Overturning David Warner’s ban on Cricket Australia’s agenda after code of conduct change

David Warner is within touching distance of having his lifetime leadership ban lifted after a change in Cricket Australia’s (CA) code of conduct opened the door for the former vice-captain to make his case.

Changes to CA’s code were approved by board members on Monday, opening the door for Warner to front a three-person panel and push for leadership freedom after months of speculation.

Under previous rules, players and officials were unable to have sanctions reviewed, appealed or lifted after initial penalties were handed down, no matter how many years earlier.

However, any sanctioned player will now be able to make a case for long-term penalties to be eased if they can prove they have shown remorse and their behaviour has changed.

Warner has spent recent months advocating for the chance to hold a leadership position again, with his ban the last lingering punishment stemming from the 2018 Cape Town ball-tampering scandal.

“Any applications will be considered by a three-person review panel, comprising independent code of conduct commissioners,” CA said in a statement.

“[They] must be satisfied that exceptional circumstances exist to justify modifying a sanction.”

Monday’s move comes some nine months after the Australian Cricketers’ Association first wrote to CA officials, urging Warner’s ban to be reconsidered.
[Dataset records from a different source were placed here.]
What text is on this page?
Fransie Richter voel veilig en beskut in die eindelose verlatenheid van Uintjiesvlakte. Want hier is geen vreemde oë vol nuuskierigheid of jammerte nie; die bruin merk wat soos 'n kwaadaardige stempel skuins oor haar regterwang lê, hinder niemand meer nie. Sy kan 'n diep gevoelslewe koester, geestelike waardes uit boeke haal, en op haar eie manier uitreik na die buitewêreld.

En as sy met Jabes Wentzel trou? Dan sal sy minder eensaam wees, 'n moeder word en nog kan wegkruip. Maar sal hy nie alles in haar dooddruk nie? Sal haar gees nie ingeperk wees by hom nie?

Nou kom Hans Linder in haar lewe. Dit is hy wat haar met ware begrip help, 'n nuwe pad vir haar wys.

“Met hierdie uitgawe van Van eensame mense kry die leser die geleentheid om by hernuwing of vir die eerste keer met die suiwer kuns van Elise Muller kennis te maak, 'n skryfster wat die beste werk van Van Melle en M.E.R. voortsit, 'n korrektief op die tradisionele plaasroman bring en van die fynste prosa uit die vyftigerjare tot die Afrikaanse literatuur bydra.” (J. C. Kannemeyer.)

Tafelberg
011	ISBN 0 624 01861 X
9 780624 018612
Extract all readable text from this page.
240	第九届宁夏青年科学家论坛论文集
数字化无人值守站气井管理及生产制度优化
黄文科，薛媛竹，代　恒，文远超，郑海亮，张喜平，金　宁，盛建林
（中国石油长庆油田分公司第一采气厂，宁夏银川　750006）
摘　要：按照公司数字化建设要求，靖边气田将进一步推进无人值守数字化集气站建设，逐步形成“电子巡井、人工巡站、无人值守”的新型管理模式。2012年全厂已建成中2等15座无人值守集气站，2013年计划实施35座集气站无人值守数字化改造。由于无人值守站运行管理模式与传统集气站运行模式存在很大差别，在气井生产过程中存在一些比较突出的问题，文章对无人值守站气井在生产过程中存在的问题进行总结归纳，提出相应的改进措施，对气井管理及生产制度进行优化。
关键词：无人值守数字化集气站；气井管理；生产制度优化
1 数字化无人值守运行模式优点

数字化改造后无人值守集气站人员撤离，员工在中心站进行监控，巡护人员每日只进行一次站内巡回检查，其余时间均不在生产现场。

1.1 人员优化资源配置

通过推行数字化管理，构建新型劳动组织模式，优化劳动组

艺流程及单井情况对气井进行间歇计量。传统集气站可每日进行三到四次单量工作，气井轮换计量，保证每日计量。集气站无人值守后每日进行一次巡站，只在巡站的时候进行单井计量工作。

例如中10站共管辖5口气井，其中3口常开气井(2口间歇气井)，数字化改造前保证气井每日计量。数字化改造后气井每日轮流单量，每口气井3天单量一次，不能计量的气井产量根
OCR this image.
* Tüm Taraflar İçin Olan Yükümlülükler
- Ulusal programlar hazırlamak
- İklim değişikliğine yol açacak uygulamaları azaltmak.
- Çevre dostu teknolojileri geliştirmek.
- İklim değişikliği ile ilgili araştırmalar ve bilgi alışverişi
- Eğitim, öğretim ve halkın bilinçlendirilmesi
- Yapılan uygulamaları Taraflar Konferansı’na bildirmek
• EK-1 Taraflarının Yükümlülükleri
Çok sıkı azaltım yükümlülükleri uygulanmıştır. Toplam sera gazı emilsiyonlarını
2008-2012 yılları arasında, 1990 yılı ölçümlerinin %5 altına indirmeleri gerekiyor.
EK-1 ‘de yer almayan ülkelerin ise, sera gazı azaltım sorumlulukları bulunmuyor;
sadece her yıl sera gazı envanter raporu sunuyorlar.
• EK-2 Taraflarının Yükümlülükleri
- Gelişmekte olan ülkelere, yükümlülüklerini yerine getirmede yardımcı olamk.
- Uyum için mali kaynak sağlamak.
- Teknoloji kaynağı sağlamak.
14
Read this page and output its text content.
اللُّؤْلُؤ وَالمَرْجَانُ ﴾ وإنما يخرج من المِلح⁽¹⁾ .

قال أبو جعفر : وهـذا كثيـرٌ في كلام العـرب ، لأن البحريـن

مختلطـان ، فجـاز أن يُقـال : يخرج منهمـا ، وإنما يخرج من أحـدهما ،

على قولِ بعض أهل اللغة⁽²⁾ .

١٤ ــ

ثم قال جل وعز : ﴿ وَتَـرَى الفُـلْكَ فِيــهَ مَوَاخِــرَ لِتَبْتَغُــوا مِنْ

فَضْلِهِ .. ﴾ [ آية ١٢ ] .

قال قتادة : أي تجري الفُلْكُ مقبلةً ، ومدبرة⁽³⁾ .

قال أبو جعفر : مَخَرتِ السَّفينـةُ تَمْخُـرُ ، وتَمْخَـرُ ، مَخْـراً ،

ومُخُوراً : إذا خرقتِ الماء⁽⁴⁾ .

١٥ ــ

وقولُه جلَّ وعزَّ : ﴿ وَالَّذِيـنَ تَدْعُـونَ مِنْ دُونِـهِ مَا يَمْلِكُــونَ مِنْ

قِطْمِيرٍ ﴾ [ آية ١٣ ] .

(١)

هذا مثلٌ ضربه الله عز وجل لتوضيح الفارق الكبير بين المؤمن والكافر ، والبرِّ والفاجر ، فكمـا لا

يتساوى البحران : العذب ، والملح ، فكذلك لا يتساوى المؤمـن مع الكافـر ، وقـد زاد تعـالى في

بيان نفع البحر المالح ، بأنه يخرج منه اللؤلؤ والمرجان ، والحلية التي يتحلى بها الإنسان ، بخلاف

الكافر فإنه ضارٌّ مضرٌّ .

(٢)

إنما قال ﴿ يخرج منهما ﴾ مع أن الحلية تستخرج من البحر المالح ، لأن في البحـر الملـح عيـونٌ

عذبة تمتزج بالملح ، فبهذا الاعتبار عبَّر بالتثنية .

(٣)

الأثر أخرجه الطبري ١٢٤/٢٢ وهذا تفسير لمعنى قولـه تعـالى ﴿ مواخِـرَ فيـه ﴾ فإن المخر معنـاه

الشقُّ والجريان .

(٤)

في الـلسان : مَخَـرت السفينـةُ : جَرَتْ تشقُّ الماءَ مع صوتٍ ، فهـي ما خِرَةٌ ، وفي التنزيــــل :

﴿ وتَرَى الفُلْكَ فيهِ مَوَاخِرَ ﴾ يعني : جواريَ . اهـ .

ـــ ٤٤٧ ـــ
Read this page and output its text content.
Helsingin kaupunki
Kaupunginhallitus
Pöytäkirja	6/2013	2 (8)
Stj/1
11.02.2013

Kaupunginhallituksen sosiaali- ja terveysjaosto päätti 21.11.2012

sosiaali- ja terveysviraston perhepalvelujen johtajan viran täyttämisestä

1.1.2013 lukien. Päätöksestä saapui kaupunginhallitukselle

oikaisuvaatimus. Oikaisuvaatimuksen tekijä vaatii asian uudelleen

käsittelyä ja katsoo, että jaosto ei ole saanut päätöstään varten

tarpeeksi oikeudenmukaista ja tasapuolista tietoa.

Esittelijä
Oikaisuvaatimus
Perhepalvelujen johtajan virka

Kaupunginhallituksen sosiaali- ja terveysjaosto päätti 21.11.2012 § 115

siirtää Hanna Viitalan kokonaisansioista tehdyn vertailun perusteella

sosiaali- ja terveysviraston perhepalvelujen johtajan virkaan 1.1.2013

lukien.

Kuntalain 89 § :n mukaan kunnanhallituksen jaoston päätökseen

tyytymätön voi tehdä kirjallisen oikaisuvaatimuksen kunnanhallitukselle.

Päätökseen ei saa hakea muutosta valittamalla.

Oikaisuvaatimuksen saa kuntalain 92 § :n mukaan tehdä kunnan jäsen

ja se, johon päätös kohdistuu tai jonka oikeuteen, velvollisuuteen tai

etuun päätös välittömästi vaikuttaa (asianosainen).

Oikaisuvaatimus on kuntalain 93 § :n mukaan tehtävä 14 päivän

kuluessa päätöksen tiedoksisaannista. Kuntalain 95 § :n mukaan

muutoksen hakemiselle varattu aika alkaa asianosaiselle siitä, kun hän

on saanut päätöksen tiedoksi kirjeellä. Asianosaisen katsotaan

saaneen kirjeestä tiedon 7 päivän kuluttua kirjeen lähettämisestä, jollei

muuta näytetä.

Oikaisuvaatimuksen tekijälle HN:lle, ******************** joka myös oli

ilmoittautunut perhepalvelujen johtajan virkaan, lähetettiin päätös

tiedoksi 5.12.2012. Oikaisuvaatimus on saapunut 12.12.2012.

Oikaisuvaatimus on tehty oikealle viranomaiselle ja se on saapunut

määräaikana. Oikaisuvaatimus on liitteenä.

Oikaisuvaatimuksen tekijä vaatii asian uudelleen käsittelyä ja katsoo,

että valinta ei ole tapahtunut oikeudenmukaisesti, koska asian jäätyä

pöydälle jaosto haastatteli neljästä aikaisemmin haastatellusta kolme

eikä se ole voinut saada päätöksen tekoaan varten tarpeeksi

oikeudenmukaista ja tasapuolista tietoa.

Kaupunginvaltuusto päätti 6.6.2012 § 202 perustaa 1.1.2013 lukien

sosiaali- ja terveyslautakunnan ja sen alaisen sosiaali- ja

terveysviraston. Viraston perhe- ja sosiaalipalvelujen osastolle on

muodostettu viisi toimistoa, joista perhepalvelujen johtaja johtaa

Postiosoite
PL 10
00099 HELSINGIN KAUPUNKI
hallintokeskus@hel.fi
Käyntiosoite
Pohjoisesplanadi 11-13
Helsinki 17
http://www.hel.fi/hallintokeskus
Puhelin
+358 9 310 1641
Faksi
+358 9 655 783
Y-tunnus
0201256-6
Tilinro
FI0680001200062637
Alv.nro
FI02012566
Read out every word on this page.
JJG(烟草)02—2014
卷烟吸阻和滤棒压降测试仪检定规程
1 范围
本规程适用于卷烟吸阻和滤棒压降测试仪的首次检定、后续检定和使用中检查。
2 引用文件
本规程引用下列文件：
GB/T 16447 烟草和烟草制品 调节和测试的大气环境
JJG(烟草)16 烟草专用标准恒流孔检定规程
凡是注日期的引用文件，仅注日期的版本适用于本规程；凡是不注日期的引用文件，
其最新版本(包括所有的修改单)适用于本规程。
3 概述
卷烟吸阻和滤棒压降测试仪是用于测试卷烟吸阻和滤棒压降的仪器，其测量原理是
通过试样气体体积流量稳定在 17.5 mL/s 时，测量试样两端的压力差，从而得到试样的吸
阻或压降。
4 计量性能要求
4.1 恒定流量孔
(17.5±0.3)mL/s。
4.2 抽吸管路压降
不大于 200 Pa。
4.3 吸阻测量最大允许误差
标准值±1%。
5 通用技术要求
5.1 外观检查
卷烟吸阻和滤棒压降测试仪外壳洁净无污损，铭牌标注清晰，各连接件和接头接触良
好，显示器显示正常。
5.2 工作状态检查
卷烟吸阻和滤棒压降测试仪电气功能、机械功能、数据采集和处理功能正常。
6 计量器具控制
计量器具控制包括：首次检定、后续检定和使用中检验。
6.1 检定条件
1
CA stressed that any application would not be a review of the initial ban, but rather of the player’s behaviour since and justification for lifting sanctions.

“These circumstances and considerations will include whether the subject of the sanction has demonstrated genuine remorse,” CA’s statement read.

“The subject’s conduct and behaviour since the imposition of the sanction.

“Whether rehabilitation programs have been completed undertaken (if applicable) and the length of time that has passed since the sanction was imposed.

“And whether sufficient time has passed to allow for reform or rehabilitation.”